Even more dangerous than this popular uprising are the ideological opponents who create hatred and disgust among the people against the occupying ruling classes. ۔ In South America, for example, a large number of left-wing intellectuals, leaders, and activists were imprisoned, killed, or deported. There were laborers and farmers. The situation was similar in Argentina, where the majority of those imprisoned and tortured were union workers and farmers who called for agrarian reform and social security schemes.

In South America, state violence, enforced disappearances, and state-sponsored killings became so commonplace that terror and fear set in. People stopped protesting. Thus, the implementation of neoliberal economic reforms continued successfully. Free Governments did not face any significant resistance in the political arena and could easily have cracked down on political opponents by declaring them terrorists. And those who held opposing views could be discredited by the force of propaganda. With no room for political discussion and political action, the people had no choice but to accept exploitative economic reforms and oppressive rulers.

 

Economic shock therapy introduced in the 1970s has led to poverty, backwardness and panic in human populations. Economic Shock Therapy forces people to change their traditional way of thinking and embrace an open market economy. Time was used. But these economic shocks had dire social consequences. Privatization of state-owned enterprises, cuts to public welfare schemes in the name of savings, and the abolition of laws designed to protect workers have led to mass unemployment. Similarly, the removal of government control over the prices of basic necessities (water, bread, ghee) made workers’ earnings worthless and created a storm of inflation, hunger and poverty.

 

The ruler of Argentina, Juan Perón, adopted a relatively secretive and indirect method of instilling fear and terror in the minds of the people. Do not dare to disagree or protest over policies ۔ Although the death toll was low, it was enough to give the public the impression that the government could go to any lengths to implement neo-liberal economic reforms. Fear and despair arose. The people were either frightened by any protest against the dictatorial regimes or their financial situation had deteriorated to such an extent that they had to maintain the relationship of body and soul. It was difficult.

The above examples illustrate that since the method of economic shock therapy is not sufficient to implement reforms, most governments also use state coercion and violence to make the process a success.

 

But the question is, who benefits from policies based on economic shocks? In the next section we will see that in this regard some classes are the beneficiaries and some are the losers.

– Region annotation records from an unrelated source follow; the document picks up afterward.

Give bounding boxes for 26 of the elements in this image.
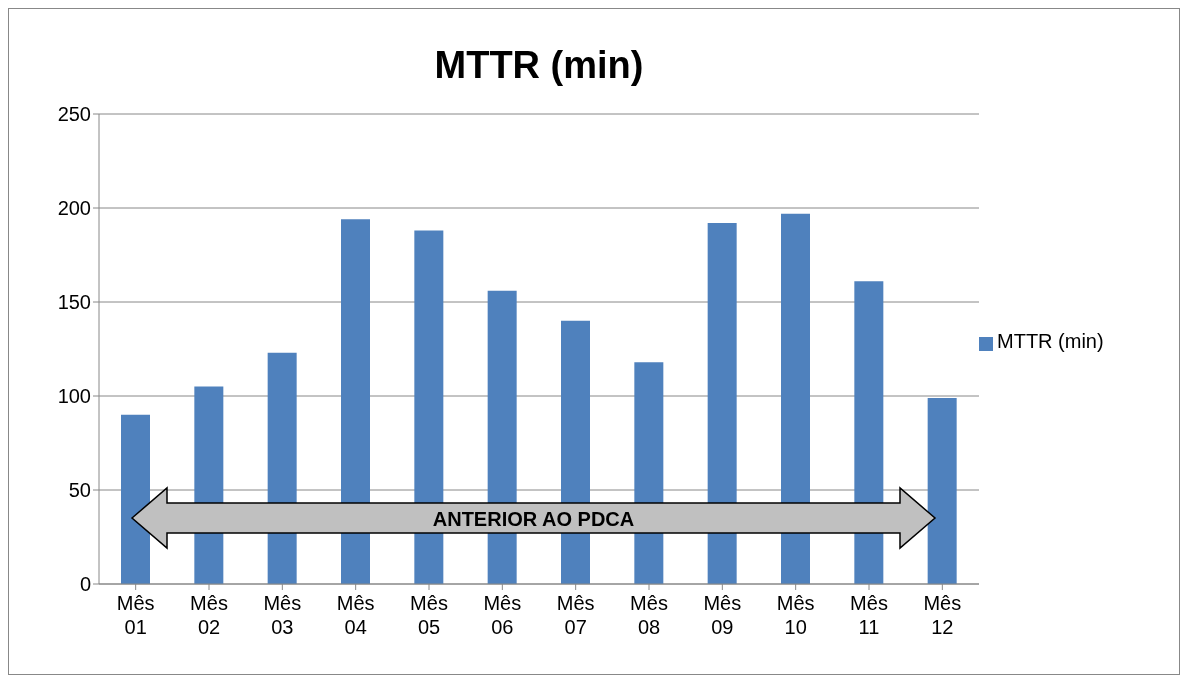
chart-title: MTTR (min)	[433, 44, 645, 87]
bar	[341, 219, 370, 584]
x-tick-label: Mês 05	[410, 592, 448, 638]
x-tick-label: Mês 12	[923, 592, 962, 638]
x-tick-label: Mês 09	[703, 592, 742, 638]
x-tick-label: Mês 07	[556, 592, 595, 638]
bar	[781, 213, 810, 584]
legend-label: MTTR (min)	[997, 330, 1104, 352]
bar	[121, 414, 150, 584]
bar	[927, 397, 957, 584]
x-tick-label: Mês 04	[336, 592, 375, 638]
y-tick-label: 0	[79, 573, 91, 596]
x-tick-label: Mês 11	[850, 592, 888, 638]
x-tick-label: Mês 02	[190, 592, 228, 638]
x-tick-label: Mês 10	[776, 592, 815, 638]
y-tick-label: 100	[57, 385, 91, 408]
y-tick-label: 150	[57, 291, 91, 314]
x-tick-label: Mês 03	[263, 592, 302, 638]
bar	[707, 223, 737, 584]
y-tick-label: 250	[57, 103, 91, 126]
x-tick-label: Mês 08	[630, 592, 668, 638]
y-tick-label: 200	[57, 197, 91, 220]
annotation: ANTERIOR AO PDCA	[432, 508, 635, 530]
x-tick-label: Mês 01	[116, 592, 155, 638]
y-tick-label: 50	[68, 479, 91, 502]
x-tick-label: Mês 06	[483, 592, 522, 638]
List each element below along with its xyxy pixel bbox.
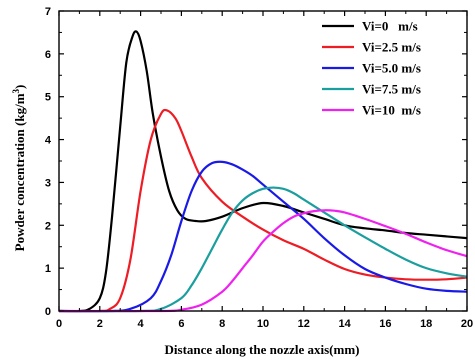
y-tick-label: 4 <box>45 135 52 147</box>
legend-label-4: Vi=7.5 m/s <box>362 82 421 97</box>
y-tick-label: 7 <box>45 6 51 18</box>
x-tick-label: 20 <box>461 318 473 330</box>
y-tick-label: 0 <box>45 306 51 318</box>
legend-label-1: Vi=0 m/s <box>362 19 418 34</box>
legend-label-5: Vi=10 m/s <box>362 103 421 118</box>
x-tick-label: 14 <box>338 318 351 330</box>
y-tick-label: 5 <box>45 92 51 104</box>
y-tick-label: 6 <box>45 49 51 61</box>
x-axis-title: Distance along the nozzle axis(mm) <box>165 342 360 357</box>
y-axis-title: Powder concentration (kg/m3) <box>11 85 27 252</box>
x-tick-label: 0 <box>56 318 62 330</box>
series-line-3 <box>58 160 468 313</box>
y-axis-title-main: Powder concentration (kg/m <box>12 93 27 251</box>
x-tick-label: 4 <box>138 318 145 330</box>
legend-label-2: Vi=2.5 m/s <box>362 40 421 55</box>
x-tick-label: 10 <box>257 318 269 330</box>
legend-label-3: Vi=5.0 m/s <box>362 61 421 76</box>
y-tick-label: 1 <box>45 263 51 275</box>
x-tick-label: 16 <box>379 318 391 330</box>
x-tick-label: 6 <box>178 318 184 330</box>
y-tick-label: 3 <box>45 177 51 189</box>
series-line-2 <box>58 108 468 313</box>
x-tick-label: 8 <box>219 318 225 330</box>
x-tick-label: 18 <box>420 318 432 330</box>
x-tick-label: 2 <box>97 318 103 330</box>
series-line-1 <box>58 30 468 313</box>
plot-frame <box>58 10 468 312</box>
y-axis-title-superscript: 3 <box>11 88 21 93</box>
y-tick-label: 2 <box>45 220 51 232</box>
series-line-4 <box>58 186 468 313</box>
x-tick-label: 12 <box>298 318 310 330</box>
series-line-5 <box>58 209 468 313</box>
y-axis-title-close: ) <box>12 85 27 89</box>
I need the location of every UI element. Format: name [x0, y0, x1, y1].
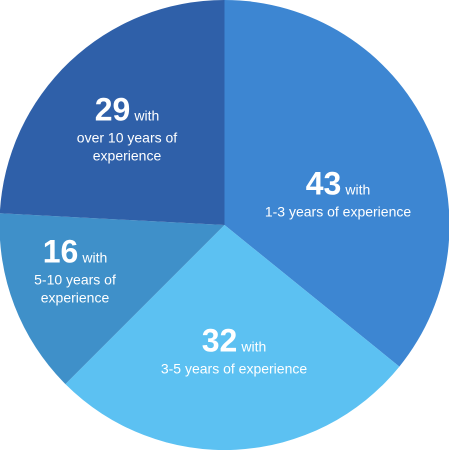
pie-slice	[224, 0, 449, 367]
label-head: 32 with	[134, 323, 334, 360]
connector: with	[82, 249, 108, 266]
label-head: 16 with	[25, 234, 125, 271]
slice-label: 16 with 5-10 years of experience	[25, 234, 125, 307]
slice-label: 43 with 1-3 years of experience	[238, 166, 438, 221]
pie-slice	[65, 225, 400, 450]
value-label: 29	[94, 91, 131, 128]
connector: with	[241, 338, 267, 355]
category-label: over 10 years of experience	[76, 129, 178, 164]
category-label: 1-3 years of experience	[264, 203, 412, 220]
pie-slice	[0, 213, 225, 385]
label-head: 29 with	[72, 92, 182, 129]
connector: with	[134, 107, 160, 124]
category-label: 3-5 years of experience	[160, 360, 308, 377]
connector: with	[345, 181, 371, 198]
value-label: 43	[305, 165, 342, 202]
value-label: 32	[201, 322, 238, 359]
slice-label: 29 with over 10 years of experience	[72, 92, 182, 165]
slice-label: 32 with 3-5 years of experience	[134, 323, 334, 378]
category-label: 5-10 years of experience	[34, 271, 116, 306]
label-head: 43 with	[238, 166, 438, 203]
value-label: 16	[42, 233, 79, 270]
pie-slice	[0, 0, 225, 225]
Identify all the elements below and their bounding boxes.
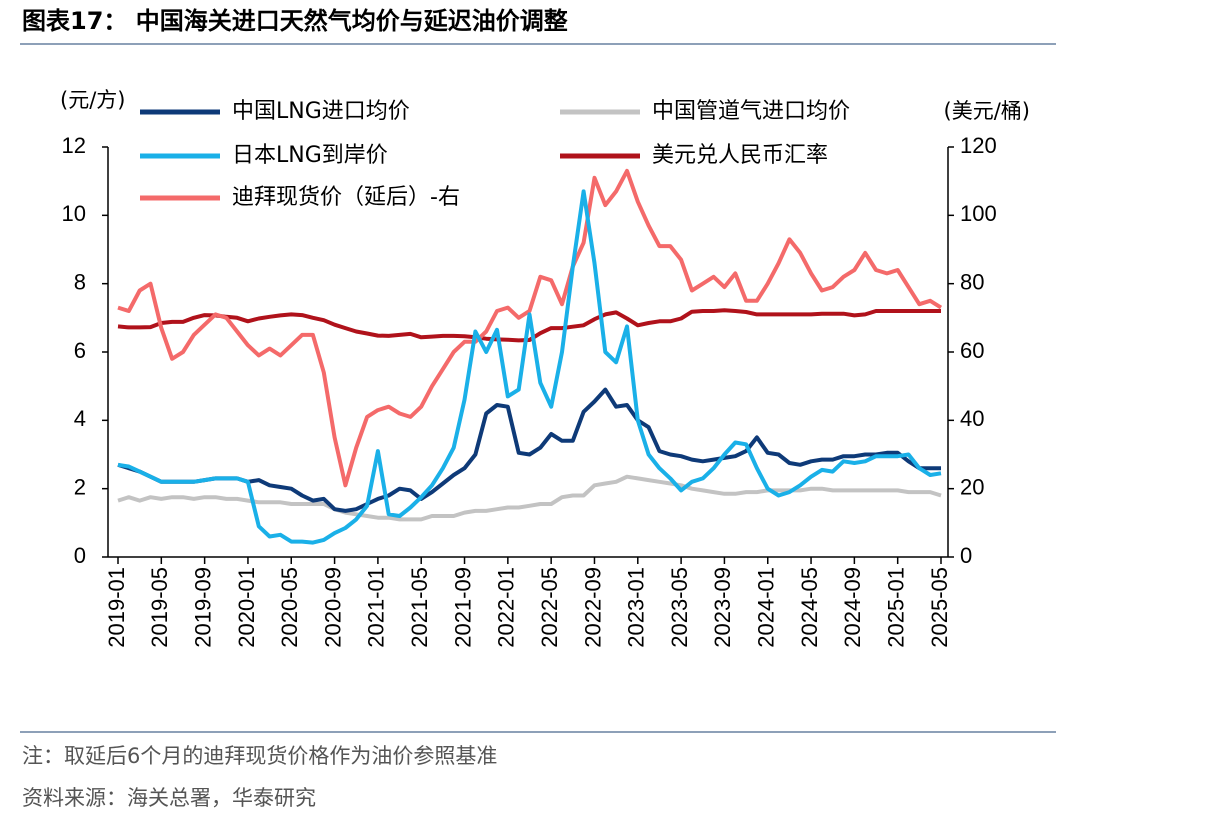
- y-tick-label: 4: [74, 406, 86, 431]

Advantages and disadvantages of Shock Doctrine:

 

This process of economic reform is beneficial to the very rich and multinational companies and extremely detrimental to the rest of the population. Eliminate government control over commodity prices through economic shock therapy Measures such as the privatization of national institutions and the unconditional permission of foreign companies to do business have a direct effect on the common man. This was the highest rate in the history of Joachim. After the implementation of the next phase of economic reforms in 1982, this rate reached 30%, while at the same time the overall volume of the economy had shrunk to 15%.